Ein kritisches Papier der Katholischen Studierendendengemeinde Köln steht nicht mehr auf der Homepage, das Erzbistum hatte interveniert. Die Theologin Julia Knop sagt: Gerade eine solche Reaktion zeigt, wie berechtigt die Forderungen der Studierenden sind.

Julia Knop im Gespräch mit Benedikt Schulz | 20.11.2020
Julia Knop, Professorin für katholische Theologie an der Universität Erfurt
Julia Knop, Professorin für katholische Theologie an der Universität Erfurt (Julia Knop)
Es ist ein mindestens kurioser Vorgang, der sich da abgespielt hat in diesen Tagen in Köln. Das Kölner Erzbistum hat die Internetseite der dem Bistum unterstellten Katholischen Hochschulgemeinde Köln für eine Woche gesperrt, weil da ein inzwischen anderthalb Jahre alter Text, ein Positionspapier, weiterhin zugänglich war. Die Autoren kritisieren darin die Führung der katholischen Kirche und wenden sich unter anderem gegen religiöse Aufladung von Macht. Das Auftreten von manchen kirchlichen Amtsträgern sei unerträglich, weil diese sich rückständig äußerten und dabei immer wieder Menschen verletzten. Seit gestern früh ist die Seite wieder zugänglich. Das Positionspapier aber ist kommentarlos verschwunden - es ist allerdings weiterhin leicht auffindbar im Netz und hat jetzt wieder mehr Aufmerksamkeit.

Benedikt Schulz: Über diesen Vorgang und vor allem darüber, wie Macht ausgeübt wird in der katholischen Kirche, in welchen Machtstrukturen, darüber spreche ich jetzt mit Julia Knop. Sie ist katholische Theologin und Professorin für Dogmatik an der Universität Erfurt. Also der Zeitpunkt dieses Vorgangs, der ist ja mindestens bemerkenswert – nämlich ein Zeitpunkt, in dem das Erzbistum, der Erzbischof in Köln sowieso unter dem Druck der Öffentlichkeit stehen, weil sie nämlich ein langes erwartetes Gutachten zum Thema Missbrauch zurückhalten. Gerade jetzt wird da die Internetseite der KHG, also der Katholischen Hochschulgemeinde, gesperrt wegen eines anderthalb Jahre alten Textes. In jeder anderen Institution würde man sagen: marketingmäßig ein totaler Super-GAU, suboptimal gelaufen. Aber in der katholischen Kirche sind solche Dinge wie Image, Marketing, öffentliche Meinung inzwischen anscheinend völlig ohne Belang. Warum ist das so? Wie kommt das?

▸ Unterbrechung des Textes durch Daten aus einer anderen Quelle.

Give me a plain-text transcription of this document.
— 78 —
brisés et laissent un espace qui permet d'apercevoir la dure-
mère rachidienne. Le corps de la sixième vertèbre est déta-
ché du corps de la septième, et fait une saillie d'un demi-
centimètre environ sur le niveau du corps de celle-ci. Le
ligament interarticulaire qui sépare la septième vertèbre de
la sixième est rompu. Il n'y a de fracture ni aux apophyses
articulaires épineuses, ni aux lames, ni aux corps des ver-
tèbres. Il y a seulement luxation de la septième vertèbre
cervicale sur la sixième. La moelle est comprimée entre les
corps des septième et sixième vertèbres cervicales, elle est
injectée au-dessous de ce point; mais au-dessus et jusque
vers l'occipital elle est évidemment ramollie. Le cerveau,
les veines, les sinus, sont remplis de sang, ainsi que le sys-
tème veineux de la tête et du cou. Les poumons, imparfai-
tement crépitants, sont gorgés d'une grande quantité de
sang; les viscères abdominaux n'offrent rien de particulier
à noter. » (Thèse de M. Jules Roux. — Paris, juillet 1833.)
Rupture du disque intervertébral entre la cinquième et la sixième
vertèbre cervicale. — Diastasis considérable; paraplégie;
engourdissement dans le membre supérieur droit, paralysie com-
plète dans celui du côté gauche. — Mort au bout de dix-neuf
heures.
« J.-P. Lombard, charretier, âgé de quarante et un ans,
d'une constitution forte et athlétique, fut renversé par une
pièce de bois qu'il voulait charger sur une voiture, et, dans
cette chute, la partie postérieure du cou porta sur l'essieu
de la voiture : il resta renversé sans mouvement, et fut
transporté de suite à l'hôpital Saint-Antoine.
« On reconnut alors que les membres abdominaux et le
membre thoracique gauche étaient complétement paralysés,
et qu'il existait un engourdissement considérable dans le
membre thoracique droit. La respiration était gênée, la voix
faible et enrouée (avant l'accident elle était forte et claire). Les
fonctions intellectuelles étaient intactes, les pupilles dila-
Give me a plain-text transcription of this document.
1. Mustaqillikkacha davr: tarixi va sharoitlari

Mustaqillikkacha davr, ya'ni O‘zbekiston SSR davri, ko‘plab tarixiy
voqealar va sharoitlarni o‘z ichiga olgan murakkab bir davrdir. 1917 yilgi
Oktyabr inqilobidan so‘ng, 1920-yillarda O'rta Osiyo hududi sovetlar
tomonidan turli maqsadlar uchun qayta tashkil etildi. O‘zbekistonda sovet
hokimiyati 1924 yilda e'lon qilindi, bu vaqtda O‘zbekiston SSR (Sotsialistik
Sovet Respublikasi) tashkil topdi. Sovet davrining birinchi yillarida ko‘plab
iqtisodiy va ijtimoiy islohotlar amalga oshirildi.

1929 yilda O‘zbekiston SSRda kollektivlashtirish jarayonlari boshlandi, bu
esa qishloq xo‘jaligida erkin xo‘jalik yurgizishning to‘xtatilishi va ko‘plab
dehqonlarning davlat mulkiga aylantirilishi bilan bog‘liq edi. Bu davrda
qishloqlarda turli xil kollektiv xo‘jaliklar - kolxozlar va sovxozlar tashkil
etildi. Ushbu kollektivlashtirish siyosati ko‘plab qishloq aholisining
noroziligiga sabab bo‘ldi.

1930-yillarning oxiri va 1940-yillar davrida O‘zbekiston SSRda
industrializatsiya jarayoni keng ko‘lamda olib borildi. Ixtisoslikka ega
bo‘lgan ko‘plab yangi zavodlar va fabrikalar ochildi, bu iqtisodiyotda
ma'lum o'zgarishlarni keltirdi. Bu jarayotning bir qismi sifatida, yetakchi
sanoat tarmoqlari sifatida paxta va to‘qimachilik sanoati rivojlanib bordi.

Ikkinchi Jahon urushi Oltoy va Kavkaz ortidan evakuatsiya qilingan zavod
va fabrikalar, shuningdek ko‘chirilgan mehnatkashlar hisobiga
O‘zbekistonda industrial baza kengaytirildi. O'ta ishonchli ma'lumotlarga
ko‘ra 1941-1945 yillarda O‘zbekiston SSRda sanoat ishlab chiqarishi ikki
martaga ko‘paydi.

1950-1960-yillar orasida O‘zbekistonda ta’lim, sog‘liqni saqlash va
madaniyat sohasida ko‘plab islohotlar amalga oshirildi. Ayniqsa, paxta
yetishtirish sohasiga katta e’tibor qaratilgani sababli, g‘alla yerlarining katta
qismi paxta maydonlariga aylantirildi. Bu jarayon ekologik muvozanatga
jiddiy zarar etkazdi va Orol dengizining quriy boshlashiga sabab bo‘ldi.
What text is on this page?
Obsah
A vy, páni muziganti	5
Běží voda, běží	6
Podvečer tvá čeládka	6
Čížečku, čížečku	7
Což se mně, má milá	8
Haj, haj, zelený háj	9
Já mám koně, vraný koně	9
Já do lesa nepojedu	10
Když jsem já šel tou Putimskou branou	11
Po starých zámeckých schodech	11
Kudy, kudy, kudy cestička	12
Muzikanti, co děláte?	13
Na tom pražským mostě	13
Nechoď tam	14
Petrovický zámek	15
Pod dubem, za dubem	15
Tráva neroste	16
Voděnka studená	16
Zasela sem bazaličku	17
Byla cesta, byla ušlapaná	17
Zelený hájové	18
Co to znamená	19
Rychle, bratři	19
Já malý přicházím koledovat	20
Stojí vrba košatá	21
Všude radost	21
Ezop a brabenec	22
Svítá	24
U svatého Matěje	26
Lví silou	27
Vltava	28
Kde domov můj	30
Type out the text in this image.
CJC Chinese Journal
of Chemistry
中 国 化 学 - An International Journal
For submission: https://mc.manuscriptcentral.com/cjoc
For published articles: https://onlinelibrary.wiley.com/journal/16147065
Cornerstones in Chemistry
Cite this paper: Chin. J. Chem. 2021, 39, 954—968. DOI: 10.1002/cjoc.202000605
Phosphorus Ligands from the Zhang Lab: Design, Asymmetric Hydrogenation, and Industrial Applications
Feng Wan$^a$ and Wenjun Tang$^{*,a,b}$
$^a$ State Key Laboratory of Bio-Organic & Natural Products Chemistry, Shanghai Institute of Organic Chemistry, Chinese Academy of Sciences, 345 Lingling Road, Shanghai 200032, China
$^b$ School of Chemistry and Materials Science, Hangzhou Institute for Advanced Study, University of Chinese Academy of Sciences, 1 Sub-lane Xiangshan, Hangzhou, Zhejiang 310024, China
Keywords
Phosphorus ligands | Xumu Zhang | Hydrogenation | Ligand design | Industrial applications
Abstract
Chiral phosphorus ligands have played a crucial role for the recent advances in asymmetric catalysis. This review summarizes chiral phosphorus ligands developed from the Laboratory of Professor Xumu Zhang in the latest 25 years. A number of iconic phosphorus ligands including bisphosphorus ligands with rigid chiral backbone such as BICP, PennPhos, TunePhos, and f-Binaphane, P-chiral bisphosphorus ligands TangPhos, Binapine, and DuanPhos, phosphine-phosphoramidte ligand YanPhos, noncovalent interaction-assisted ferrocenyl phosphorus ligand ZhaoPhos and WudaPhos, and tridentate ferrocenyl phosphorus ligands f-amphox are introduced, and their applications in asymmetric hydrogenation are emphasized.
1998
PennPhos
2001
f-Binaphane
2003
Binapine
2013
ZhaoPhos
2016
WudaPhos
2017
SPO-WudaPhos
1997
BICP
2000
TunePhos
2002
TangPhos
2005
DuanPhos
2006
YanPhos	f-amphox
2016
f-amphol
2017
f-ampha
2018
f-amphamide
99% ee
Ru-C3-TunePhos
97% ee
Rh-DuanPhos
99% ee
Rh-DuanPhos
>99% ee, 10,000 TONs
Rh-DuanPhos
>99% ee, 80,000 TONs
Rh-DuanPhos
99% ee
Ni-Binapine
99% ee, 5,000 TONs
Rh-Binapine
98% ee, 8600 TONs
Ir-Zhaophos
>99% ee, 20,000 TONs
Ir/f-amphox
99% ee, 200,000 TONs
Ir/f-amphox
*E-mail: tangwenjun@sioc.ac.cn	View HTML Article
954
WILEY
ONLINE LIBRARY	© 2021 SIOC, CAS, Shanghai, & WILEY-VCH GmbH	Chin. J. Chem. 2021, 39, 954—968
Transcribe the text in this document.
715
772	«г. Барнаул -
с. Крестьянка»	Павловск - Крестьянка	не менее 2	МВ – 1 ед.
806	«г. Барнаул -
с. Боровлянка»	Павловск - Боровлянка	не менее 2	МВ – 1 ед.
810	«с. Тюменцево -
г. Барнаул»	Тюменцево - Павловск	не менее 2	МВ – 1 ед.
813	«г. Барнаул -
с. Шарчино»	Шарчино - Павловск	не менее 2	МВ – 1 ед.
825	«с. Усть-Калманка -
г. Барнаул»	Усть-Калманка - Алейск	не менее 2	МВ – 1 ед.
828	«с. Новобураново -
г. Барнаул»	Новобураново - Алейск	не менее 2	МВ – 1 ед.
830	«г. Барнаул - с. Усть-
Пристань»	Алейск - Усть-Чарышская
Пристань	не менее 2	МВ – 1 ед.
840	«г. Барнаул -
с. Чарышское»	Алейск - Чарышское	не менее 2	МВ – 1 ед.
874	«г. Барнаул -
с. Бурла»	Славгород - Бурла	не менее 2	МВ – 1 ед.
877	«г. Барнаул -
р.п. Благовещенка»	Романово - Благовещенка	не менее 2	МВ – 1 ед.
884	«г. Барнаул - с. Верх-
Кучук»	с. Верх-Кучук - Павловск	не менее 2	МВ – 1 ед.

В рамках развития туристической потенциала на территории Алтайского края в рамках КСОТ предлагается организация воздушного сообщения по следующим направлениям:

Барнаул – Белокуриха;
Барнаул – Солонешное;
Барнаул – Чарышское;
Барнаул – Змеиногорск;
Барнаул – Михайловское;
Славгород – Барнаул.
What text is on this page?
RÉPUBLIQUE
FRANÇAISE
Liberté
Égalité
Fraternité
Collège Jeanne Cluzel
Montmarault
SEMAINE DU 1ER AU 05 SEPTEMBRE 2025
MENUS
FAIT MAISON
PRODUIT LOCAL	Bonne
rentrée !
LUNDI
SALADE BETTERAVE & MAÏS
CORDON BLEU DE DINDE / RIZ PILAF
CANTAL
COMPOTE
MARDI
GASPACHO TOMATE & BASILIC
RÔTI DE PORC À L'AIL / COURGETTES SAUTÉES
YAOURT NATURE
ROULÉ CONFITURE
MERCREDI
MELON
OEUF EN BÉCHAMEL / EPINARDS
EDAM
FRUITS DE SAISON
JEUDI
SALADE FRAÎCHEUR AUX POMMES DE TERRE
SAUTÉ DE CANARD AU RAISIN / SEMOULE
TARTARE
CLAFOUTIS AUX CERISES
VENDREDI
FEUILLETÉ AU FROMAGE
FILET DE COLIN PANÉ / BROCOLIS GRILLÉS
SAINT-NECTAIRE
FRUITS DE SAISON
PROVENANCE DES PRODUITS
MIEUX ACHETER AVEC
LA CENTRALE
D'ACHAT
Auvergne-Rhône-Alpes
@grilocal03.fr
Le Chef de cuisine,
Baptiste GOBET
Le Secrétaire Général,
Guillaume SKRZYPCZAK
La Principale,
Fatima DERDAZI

"Kirchenleitung agiert so, wie es im Papier kritisiert wird"
Julia Knop: Dieses Verfahren verschafft tatsächlich dem Papier maximale Aufmerksamkeit. Das ist sicherlich nicht das, was geplant war. Entweder ist das egal oder man hat die Situation einfach vollkommen falsch eingeschätzt. Das Papier, meine ich, ist deswegen interessant, weil es gerade ganz massiv den Finger in die Wunde der Situation im Erzbistum Köln legt. Es definiert Katholizität anders, als es die Kirchenleitung im Erzbistum Köln tut. Es nimmt sich die Freiheit zu sagen: Wir können auch anders katholisch sein und wir bieten einen Katholizismus an, der identifikationsfähig ist, der uns nicht die Leute wegtreibt.
Katholische Kirche: Wo Bischöfe Medienmärtyrer sein können
Im Missbrauchsskandal kritisieren katholische Journalisten die Öffentlichkeitsarbeit im Erzbistum Köln. Das System der Kirche funktioniere nach einer eigenen Logik, so Journalistin Christiane Florin im Dlf. Doch auch in der evangelischen Kirche seien Recherchen nicht einfach.
Und das ist natürlich ein offener Affront oder es wird so wahrgenommen. Und vor diesem Hintergrund ist auch verständlich, warum man seitens des Erzbistums vor allem den Loyalitätsverstoß so hoch hängt und nicht sagt: Ach, gucken wir doch mal in das Papier rein. Was sind denn da eigentlich für Themen? Ist das vielleicht berechtigte Kritik? Kann man da anders mit umgehen? Wir haben es hier mit einer Hochschulgemeinde zu tun. An einem Hochschulstandort würde man die freie Rede pflegen. Man könnte ein Podium machen. Man hätte ganz, ganz anders reagieren können. Aber man fokussiert den vermeintlichen Loyalitätsverstoß, der sich eben die Freiheit genommen hat, Katholizität anders und selbst und frei zu definieren.
Also das, finde ich, ist das Interessante an diesem Vorgang. Das Papier tut etwas, was es fordert: die freie Rede. Und die Kirchenleitung in Köln bestätigt im Grunde die Berechtigung dieser Forderung, weil sie genauso agiert, wie es im Papier kritisiert wird.
"Punkte sind auf dem Synodalen Weg auf dem Tisch"
Schulz: Genau. Und jetzt schreibt das Erzbistum Köln in einer Stellungnahme, man sei an einer kritischen Auseinandersetzung grundsätzlich interessiert, aber es könne kein sachlicher Diskurs geführt werden auf Grundlage eben dieses Papiers. Das heißt mit anderen Worten: Die Kirchenführung definiert, wer und was zum Diskurs zugelassen wird. Eine Debatte ist dann ja von Beginn an unmöglich, oder?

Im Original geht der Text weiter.